After fucking up bad copying from the internet into a terminal about fifteen years ago I have tried to review and understand what’s happening when copying from or to the terminal even in part. It would be bad for me if there weren’t the possibility of (at best) having shit not work when I use middle click with abandon.
I been thinking a lot about designing technology to discourage people from using it. For example it’s a serious mistake when wearable displays are made to look like wayfarers. The danger of people accepting them socially to the point of being manipulated into a state of flow, dissociating from their reality through a combination of sight and sound augmented reality, is too high.
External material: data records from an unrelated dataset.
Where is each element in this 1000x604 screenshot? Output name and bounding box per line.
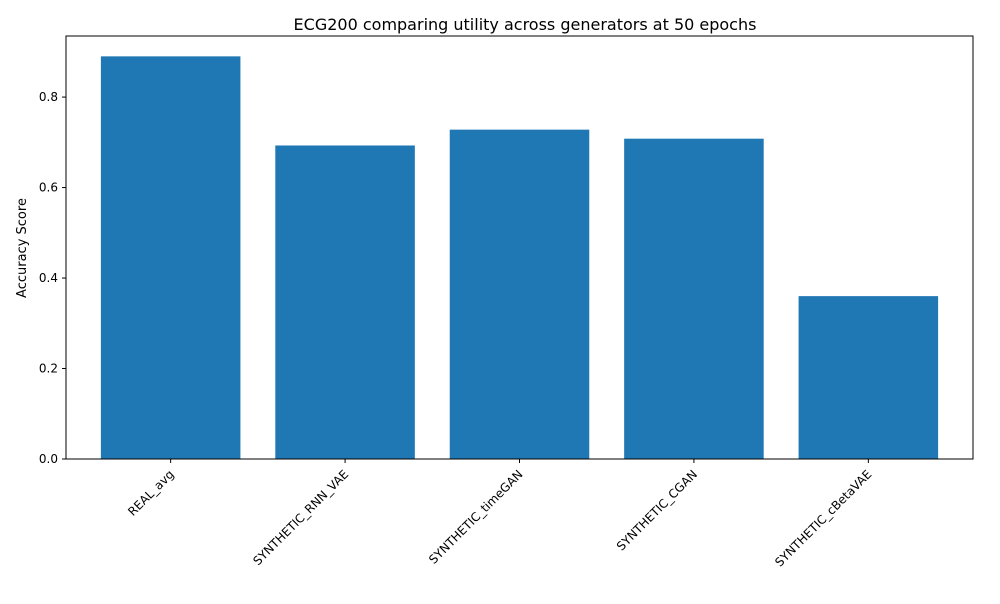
y-tick-label: 0.2 bbox=[39, 362, 58, 376]
y-axis-label: Accuracy Score bbox=[15, 198, 30, 298]
bar-SYNTHETIC_RNN_VAE bbox=[275, 145, 415, 459]
chart-title: ECG200 comparing utility across generato… bbox=[294, 15, 757, 34]
x-tick-label: REAL_avg bbox=[125, 467, 177, 519]
x-tick-label: SYNTHETIC_RNN_VAE bbox=[250, 467, 351, 568]
x-tick-label: SYNTHETIC_timeGAN bbox=[426, 467, 525, 566]
bar-REAL_avg bbox=[100, 56, 241, 460]
y-tick-label: 0.0 bbox=[39, 452, 58, 466]
plot-frame bbox=[65, 35, 974, 460]
x-axis-ticks: REAL_avg SYNTHETIC_RNN_VAE SYNTHETIC_timeG… bbox=[125, 459, 874, 569]
y-tick-label: 0.6 bbox=[39, 181, 58, 195]
bar-SYNTHETIC_CGAN bbox=[624, 138, 764, 459]
bar-SYNTHETIC_cBetaVAE bbox=[798, 296, 939, 459]
x-tick-label: SYNTHETIC_CGAN bbox=[614, 467, 700, 553]
bars-group bbox=[100, 56, 939, 460]
y-tick-label: 0.8 bbox=[39, 90, 58, 104]
bar-SYNTHETIC_timeGAN bbox=[449, 129, 590, 459]
y-axis-ticks: 0.0 0.2 0.4 0.6 0.8 bbox=[39, 90, 66, 466]
y-tick-label: 0.4 bbox=[39, 271, 58, 285]
x-tick-label: SYNTHETIC_cBetaVAE bbox=[772, 467, 874, 569]
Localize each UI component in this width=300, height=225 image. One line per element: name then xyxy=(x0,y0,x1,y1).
Good design of wearable displays should prioritize function over form 100% and make the user look like an insane freak that no one wants to be around, forcing people to remove them in order to maintain social interactions.
I think copying to and from the terminal is like that. When going between an interface which is a very high level mediator of interaction with the machine and one that’s a very low level mediator, we should be alert, on guard and proofreading everything twice. It’s good that we have to check ourselves before we wreck ourselves copying and pasting into the terminal.